Benjamin Hermann
Extrême droite: prendre le pouls, oui, mais aussi éviter de rendre les armes
L’extrême droite s’apprête à remporter les élections en Belgique. On peut leur chercher des excuses et analyser la lame de fond, mais il n’est peut-être pas inutile de rappeler aux électeurs du Vlaams Belang la nature du parti pour lequel ils votent.
Dans un mois, en Flandre, un électeur sur quatre votera pour un parti d’extrême droite. De ce fait, ces électeurs seront les mieux représentés à la Chambre. Et davantage encore au Parlement flamand. Ce sera sans doute un peu plus ou un peu moins. Les conjectures se fondent sur des sondages, nécessairement approximatifs. On se prend à rêver d’un apéro, au soir du 9 juin, durant lequel on lèverait son verre à la débandade spectaculaire du Vlaams Belang. Mais convenons que la scène a fort peu de chances de se produire.

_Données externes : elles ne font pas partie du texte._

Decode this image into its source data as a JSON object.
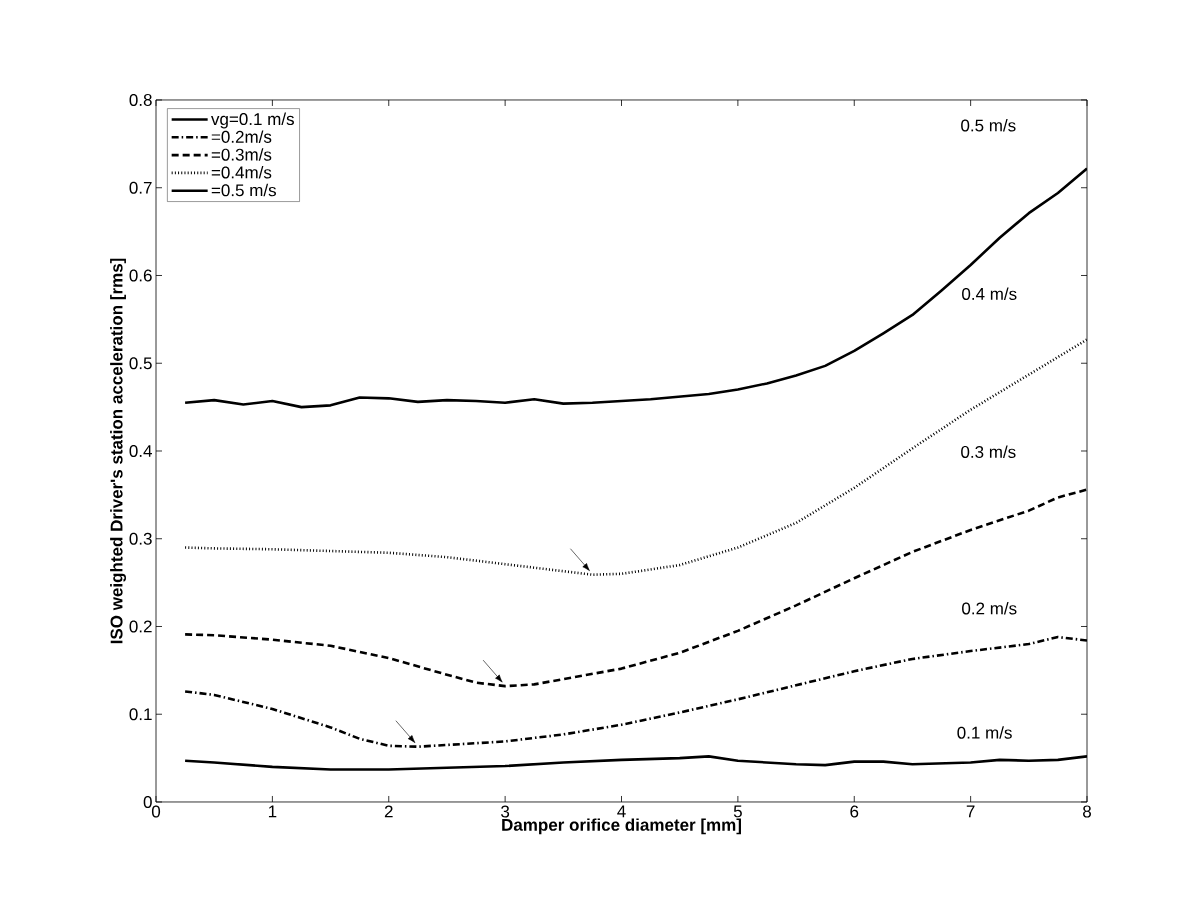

Alors on se prépare, en cherchant à comprendre. On prend le pouls. On tend l’oreille. On analyse, on décode, on décrypte. On ne minimise pas. Et au soir des élections, on entendra le message. On en tirera les leçons. On promettra d’apporter les réponses. On fera ce qu’on pourra.
Chercher à comprendre ce qui se joue, la démarche est essentielle bien entendu, qu’elle soit politique, médiatique, académique ou tout simplement citoyenne. Personne, en théorie, ne devrait se contenter d’assister béatement au désastre.
Mais une double tendance, un peu paradoxale, se dessine lorsqu’il s’agit d’interpréter la montée de l’extrême droite. On a un peu trop tendance à tout ramener à soi, comme on a un peu trop tendance à tout attribuer aux autres.
Sans doute ramène-t-on un peu trop à soi, c’est-à-dire à son petit pays (sa petite région, sa petite commune, son petit quartier), des phénomènes qui le dépassent largement. La montée annoncée de l’extrême droite n’est pas uniquement liée à ce que tel parti a dit ou tu, a fait ou négligé, a vu ou ignoré. La crise de la démocratie représentative et la montée des populismes ne se circonscrivent pas à notre cadre domestique, à vrai dire.
Sans doute a-t-on un peu trop tendance à tout attribuer aux autres, dans le même temps. On vote pour l’extrême droite, souvent, parce que les partis traditionnels ont failli, parce qu’on en a marre du système, parce que ce sont toujours les mêmes, parce que plus rien ne va, malgré la prospérité et le quasi-plein-emploi. Parce ce qu’il y a la guerre, parce qu’il y a les migrations, le déclin, les chômeurs, les Wallons, les Bruxellois, le monde complexe et instable, la perte de repères, l’autorité qui s’en va et tout qui fout le camp.
On en oublierait de leur rappeler une vérité toute simple: c’est un parti d’extrême droite, dans ce qu’elle a de plus vilain.
«Encore un dimanche noir: comment en est-on arrivé là?» Dans les autres partis, dans les médias et ailleurs, chacun cherche à les comprendre, ces électeurs. On se penche sur leurs motivations, leur désespoir et leurs aspirations, bien plus qu’on ne le fait pour les électeurs de toutes les autres familles politiques, qui, eux, ne seraient ni en colère, ni insatisfaits, ni en proie au doute, ni complètement paumés.
On en oublierait presque de leur rappeler une vérité toute simple, aux électeurs de ce parti, comme aux électeurs de partis du même acabit. Ce parti pour lequel ils s’apprêtent à voter est un parti d’extrême droite, dans ce qu’elle a de plus vilain.
Dans une démocratie qui a consacré le suffrage universel, les électeurs, seuls dans l’isoloir, sont certes traversés par des phénomènes sociaux qui les dépassent, ils sont également responsables individuellement du geste qu’ils posent. En dépit des excuses qu’ils se trouveront et des motivations qu’on leur attribuera.